The premiere of Turangalîla was actually conducted by Leonard Bernstein, who wrote West Side Story, in 1949. ’Sixty-six years later, it still sounds like nothing on earth,’ says music critic Richard Bratby. ‘Imagine an explosion of love on a cosmic scale. Mix in 1940s film score, a pounding rhythmic workout and a Javanese gamelan, all washed in blissful impressionist colours. Now add a huge orchestra, a world-class pianist and a vintage electronic instrument straight out of science fiction…and you’re still not even half-way to imagining Messiaen’s mind-boggling Turangalîla.’ Of course the piece has its detractors. ‘Floccinaucinihilipilificatious,’ harrumphed one of my journalist colleagues, which turned out to mean ‘to be regarded as insignificant or worthless’. But by far the majority of respondents to my random request were enthusiastic. One, who once had the thrilling experience of turning pages for the piano soloist at a BBC Proms performance of the work in the Royal Albert Hall, recalls the sensation as ‘like being inside a vortex’ and described Turangalîla as ‘an interstellar fun-fair. A solar flare crash-landing on the moon. Plutonium and champagne. What happens when you put Wagner in the microwave. What your tummy feels when you first fall in love. All the relentless, multicoloured mayhem of the internet prefigured in music.’ Turangalîla has never before been performed at the Three Choirs Festival and we’re pretty sure it has never been heard live in any of the festival cities. This really is the opportunity of a lifetime to hear this epic work in Hereford Cathedral. Don’t miss it!

The pre-concert talk Music and … Turangalîla by Roger Nichols is part of the Three Choirs Plus programme and takes place in Left Bank Coach House at 4 pm on Sunday 26 July.

Turangalîla-symphonie will be performed in Hereford Cathedral at 7.45pm on Sunday 26 July.

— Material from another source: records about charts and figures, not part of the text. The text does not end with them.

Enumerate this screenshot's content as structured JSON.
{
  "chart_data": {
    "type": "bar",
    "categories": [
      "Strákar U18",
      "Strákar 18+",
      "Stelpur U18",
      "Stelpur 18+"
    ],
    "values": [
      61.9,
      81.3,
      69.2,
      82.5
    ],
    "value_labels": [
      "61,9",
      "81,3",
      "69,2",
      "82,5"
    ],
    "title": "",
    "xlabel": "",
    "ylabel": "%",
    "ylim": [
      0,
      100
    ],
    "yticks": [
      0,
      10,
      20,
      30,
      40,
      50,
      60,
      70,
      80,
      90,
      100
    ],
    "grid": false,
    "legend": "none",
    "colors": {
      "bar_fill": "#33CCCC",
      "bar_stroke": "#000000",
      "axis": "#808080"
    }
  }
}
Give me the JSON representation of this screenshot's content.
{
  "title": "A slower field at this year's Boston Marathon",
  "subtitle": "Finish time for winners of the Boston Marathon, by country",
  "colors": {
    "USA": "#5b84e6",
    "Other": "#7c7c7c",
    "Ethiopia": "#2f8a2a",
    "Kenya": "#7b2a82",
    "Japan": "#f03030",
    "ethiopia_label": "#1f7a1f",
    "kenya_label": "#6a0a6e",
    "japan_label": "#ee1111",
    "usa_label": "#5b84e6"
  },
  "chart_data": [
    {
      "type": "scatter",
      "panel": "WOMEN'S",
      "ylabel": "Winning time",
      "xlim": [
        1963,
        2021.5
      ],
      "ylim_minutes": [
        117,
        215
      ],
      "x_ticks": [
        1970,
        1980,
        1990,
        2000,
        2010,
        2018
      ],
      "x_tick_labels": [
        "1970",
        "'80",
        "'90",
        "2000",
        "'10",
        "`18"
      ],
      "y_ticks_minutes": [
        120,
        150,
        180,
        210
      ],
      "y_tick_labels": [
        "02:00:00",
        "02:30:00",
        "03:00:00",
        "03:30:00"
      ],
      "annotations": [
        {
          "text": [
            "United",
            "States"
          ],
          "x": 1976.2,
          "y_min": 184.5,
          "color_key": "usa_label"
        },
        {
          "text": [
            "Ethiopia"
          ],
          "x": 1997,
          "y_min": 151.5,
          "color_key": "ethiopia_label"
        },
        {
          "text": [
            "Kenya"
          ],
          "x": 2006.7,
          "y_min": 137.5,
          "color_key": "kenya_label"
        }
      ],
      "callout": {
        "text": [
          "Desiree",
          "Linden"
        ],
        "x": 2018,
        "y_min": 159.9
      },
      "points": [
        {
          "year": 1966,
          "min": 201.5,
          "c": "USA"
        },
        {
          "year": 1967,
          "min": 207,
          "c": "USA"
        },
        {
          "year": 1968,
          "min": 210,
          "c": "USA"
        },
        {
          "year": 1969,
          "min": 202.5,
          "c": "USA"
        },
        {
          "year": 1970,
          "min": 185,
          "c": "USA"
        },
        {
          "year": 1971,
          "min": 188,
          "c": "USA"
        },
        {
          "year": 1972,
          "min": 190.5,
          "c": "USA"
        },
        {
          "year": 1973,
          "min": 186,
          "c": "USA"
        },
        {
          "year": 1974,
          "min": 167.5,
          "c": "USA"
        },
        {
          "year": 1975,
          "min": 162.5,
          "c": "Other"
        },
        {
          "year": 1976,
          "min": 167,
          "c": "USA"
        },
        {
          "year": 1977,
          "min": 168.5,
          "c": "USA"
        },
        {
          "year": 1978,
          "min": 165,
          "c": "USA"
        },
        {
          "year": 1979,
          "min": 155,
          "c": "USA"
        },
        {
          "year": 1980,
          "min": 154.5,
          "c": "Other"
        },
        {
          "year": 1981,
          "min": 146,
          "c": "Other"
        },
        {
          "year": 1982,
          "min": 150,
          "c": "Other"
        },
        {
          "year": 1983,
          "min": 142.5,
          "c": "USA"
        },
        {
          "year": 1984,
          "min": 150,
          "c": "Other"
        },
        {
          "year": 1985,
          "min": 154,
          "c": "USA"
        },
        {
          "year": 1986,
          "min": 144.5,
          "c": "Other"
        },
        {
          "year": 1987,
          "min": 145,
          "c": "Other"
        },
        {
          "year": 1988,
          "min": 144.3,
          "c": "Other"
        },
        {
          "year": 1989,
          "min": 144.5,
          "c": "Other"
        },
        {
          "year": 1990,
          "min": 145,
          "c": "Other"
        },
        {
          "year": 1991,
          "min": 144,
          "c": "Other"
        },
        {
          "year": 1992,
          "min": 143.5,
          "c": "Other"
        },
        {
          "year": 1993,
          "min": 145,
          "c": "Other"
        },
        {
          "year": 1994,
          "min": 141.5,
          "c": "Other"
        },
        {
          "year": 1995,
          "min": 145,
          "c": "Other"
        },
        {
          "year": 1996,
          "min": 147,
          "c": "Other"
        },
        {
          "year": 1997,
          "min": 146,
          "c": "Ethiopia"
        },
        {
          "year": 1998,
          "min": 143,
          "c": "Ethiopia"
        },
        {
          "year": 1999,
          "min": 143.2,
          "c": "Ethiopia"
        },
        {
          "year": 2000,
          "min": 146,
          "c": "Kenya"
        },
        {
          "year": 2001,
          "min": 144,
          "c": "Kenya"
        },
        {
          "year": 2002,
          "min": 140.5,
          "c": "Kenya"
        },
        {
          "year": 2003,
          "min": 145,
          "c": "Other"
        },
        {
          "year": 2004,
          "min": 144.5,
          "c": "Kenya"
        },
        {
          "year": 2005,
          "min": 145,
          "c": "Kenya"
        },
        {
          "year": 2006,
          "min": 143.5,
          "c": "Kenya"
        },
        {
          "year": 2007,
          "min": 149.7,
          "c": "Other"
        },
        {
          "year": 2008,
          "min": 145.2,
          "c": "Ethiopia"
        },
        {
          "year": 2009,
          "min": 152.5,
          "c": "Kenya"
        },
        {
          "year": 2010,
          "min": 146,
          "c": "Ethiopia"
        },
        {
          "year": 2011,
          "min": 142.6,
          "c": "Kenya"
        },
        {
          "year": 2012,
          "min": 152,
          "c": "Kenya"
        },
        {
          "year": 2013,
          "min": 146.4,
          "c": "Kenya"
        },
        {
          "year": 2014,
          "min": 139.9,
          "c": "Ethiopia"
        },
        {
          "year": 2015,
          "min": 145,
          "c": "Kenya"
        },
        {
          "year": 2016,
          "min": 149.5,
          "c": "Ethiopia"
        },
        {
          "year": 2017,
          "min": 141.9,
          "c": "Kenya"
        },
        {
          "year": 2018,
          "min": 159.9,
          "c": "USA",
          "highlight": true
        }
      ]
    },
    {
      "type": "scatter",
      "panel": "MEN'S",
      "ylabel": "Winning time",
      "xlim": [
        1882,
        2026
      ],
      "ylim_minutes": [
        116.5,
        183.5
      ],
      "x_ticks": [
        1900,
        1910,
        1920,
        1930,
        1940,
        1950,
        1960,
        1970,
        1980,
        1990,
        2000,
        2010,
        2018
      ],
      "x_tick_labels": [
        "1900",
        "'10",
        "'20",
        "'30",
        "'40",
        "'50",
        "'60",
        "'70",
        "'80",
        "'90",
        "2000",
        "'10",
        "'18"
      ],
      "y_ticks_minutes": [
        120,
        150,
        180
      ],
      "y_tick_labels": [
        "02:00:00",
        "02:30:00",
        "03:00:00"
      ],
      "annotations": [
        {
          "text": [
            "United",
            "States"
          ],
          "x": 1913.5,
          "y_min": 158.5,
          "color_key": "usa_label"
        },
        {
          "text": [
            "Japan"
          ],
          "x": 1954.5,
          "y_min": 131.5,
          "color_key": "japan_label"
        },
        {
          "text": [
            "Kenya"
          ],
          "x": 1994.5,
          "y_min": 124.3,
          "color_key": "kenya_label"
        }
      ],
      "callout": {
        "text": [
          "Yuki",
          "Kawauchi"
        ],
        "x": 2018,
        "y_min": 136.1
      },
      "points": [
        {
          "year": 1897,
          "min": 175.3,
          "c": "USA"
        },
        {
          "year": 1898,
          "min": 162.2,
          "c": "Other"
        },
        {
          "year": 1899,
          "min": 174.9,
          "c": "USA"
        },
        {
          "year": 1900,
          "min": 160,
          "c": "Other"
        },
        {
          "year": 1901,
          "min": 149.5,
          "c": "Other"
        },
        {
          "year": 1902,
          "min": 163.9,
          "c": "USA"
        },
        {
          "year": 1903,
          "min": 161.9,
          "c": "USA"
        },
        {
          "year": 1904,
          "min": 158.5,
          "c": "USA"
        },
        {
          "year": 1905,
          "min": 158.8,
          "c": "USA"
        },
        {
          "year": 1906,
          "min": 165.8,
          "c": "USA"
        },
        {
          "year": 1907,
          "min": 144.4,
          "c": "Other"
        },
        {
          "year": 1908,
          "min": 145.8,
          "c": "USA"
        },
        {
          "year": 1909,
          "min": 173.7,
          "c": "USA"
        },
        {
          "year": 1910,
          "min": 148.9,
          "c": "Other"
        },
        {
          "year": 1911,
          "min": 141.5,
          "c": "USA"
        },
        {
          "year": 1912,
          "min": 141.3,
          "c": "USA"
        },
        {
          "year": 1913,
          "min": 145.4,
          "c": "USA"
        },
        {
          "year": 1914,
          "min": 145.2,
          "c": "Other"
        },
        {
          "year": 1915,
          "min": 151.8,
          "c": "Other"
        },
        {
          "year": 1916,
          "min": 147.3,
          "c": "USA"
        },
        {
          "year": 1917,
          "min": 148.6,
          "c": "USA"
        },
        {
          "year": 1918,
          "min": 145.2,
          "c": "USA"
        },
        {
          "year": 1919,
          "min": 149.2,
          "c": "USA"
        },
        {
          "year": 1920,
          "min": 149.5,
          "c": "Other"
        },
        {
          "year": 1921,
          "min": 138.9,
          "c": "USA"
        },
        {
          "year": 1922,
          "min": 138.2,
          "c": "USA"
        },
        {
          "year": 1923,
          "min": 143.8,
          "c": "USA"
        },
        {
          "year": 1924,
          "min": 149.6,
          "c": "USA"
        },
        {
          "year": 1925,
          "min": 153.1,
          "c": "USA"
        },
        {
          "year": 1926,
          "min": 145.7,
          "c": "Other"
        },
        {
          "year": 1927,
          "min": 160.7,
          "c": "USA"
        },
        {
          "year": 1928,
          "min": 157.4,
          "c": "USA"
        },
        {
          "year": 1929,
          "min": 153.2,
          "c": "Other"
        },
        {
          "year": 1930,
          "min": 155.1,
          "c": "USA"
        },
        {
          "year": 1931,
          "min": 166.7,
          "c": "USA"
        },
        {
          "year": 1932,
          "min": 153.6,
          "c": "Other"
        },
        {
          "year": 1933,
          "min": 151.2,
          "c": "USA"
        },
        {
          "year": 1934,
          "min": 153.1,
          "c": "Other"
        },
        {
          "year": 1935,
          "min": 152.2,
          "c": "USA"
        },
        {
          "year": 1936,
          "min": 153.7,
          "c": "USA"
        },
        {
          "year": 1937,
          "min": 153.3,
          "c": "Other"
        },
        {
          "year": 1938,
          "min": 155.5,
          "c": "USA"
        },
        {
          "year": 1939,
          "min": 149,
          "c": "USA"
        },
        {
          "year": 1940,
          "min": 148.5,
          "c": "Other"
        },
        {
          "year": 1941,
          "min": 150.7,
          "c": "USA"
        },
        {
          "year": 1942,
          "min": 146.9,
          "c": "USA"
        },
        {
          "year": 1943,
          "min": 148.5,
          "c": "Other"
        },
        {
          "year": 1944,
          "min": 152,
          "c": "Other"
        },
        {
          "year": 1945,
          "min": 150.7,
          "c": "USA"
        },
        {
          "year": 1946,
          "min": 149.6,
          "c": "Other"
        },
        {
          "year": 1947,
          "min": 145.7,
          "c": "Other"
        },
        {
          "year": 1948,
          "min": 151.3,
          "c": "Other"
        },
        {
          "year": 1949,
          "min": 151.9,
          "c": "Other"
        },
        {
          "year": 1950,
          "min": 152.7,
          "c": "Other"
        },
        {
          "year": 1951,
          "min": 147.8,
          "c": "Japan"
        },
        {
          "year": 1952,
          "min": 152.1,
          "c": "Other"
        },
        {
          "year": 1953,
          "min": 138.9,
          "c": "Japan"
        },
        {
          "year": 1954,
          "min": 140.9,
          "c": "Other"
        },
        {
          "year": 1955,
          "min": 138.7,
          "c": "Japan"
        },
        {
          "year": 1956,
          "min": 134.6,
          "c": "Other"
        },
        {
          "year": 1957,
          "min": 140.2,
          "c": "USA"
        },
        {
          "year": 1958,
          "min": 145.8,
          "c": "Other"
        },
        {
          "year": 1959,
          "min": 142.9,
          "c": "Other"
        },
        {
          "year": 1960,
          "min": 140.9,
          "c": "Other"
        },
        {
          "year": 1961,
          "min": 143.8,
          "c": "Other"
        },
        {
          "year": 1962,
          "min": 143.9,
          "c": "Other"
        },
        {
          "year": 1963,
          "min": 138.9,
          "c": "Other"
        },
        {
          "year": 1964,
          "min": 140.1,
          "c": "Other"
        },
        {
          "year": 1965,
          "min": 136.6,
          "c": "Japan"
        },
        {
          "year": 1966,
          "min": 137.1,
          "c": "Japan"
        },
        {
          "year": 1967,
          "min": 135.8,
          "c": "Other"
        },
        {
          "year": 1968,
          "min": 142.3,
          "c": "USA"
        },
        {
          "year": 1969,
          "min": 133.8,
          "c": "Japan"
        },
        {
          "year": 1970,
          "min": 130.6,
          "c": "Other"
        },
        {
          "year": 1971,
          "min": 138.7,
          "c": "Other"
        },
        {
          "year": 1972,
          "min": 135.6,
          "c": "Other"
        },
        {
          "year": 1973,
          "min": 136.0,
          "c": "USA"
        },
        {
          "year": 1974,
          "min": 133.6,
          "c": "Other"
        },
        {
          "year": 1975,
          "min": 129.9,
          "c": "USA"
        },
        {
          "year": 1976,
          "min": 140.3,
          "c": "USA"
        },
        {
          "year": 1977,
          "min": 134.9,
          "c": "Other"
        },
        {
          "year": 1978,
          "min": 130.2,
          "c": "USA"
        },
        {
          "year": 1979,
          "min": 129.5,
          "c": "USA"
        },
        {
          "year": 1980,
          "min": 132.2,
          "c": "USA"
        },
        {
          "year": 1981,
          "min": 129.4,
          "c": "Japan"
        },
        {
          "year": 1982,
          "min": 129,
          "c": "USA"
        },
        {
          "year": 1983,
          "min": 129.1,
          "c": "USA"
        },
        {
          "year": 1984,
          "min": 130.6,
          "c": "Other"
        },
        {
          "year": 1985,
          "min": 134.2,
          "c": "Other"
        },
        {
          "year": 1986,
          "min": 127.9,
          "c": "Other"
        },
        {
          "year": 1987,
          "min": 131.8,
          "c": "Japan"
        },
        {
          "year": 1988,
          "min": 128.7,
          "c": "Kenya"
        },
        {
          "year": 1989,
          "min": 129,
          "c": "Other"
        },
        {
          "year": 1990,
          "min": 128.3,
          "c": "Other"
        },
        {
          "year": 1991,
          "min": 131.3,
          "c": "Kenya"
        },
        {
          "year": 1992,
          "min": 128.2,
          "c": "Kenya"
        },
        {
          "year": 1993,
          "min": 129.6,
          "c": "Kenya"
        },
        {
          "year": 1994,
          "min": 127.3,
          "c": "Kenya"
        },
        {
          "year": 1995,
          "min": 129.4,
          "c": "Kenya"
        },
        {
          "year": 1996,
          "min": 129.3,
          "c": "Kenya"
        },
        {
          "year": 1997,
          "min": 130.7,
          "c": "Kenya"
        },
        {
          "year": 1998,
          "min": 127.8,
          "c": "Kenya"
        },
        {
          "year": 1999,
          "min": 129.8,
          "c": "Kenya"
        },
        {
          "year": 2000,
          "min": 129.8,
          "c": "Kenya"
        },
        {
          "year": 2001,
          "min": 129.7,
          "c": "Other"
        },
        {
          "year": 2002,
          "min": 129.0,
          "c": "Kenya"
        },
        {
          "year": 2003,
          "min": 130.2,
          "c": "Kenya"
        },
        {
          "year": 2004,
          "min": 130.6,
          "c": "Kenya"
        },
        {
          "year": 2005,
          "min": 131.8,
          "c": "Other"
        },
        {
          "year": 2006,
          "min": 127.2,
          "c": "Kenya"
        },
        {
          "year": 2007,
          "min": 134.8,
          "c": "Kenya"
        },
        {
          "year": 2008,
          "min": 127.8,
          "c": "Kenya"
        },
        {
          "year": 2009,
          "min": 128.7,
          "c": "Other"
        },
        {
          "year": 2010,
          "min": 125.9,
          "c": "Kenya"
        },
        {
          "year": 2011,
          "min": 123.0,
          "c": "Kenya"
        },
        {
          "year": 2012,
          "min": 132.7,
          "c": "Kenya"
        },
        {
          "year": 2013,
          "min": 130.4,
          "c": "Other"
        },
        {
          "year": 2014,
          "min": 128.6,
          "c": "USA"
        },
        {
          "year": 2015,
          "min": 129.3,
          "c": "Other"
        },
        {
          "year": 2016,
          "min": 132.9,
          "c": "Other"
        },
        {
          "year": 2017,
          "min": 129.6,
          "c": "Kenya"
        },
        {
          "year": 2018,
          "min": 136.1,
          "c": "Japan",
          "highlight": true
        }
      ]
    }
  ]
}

Tickets for both: www.3Choirs.org Ticket Office 0845 652 1823

Who was Olivier Messiaen?

Olivier Messiaen was born in Avignon in the south of France in 1908. At an early age he was captivated by the music of Claude Debussy and made up his mind to be a composer, beginning his studies at the Paris Conservatoire at the age of 11. He was also an organist, serving at the church of La Trinité in Paris for 40 years, with the exception of a brief period during the second world war when he served in the army, was captured and imprisoned. During his time in a prisoner-of-war camp in Görlitz in Silesia he composed one of his most haunting pieces, the Quartet for the End of Time: utterly different in scale from Turangalîla, it was written for the four instruments available, which happened to be a clarinet, violin, cello and piano.

Messiaen was considered to be one of the greatest composers of the 20th century, writing extensively for piano, orchestra and organ. But although his music was generally avant-garde in style, he did not subscribe to any of the systems that other composers were exploring. His musical language was entirely his own, influenced by his preoccupations with colour, harmony, rhythm, and the natural world, particularly birdsong, which he transcribed and often incorporated in his music, either note for note or as an instrumental timbre. His music was also hugely influenced by his profound Roman Catholic faith. He died in 1992.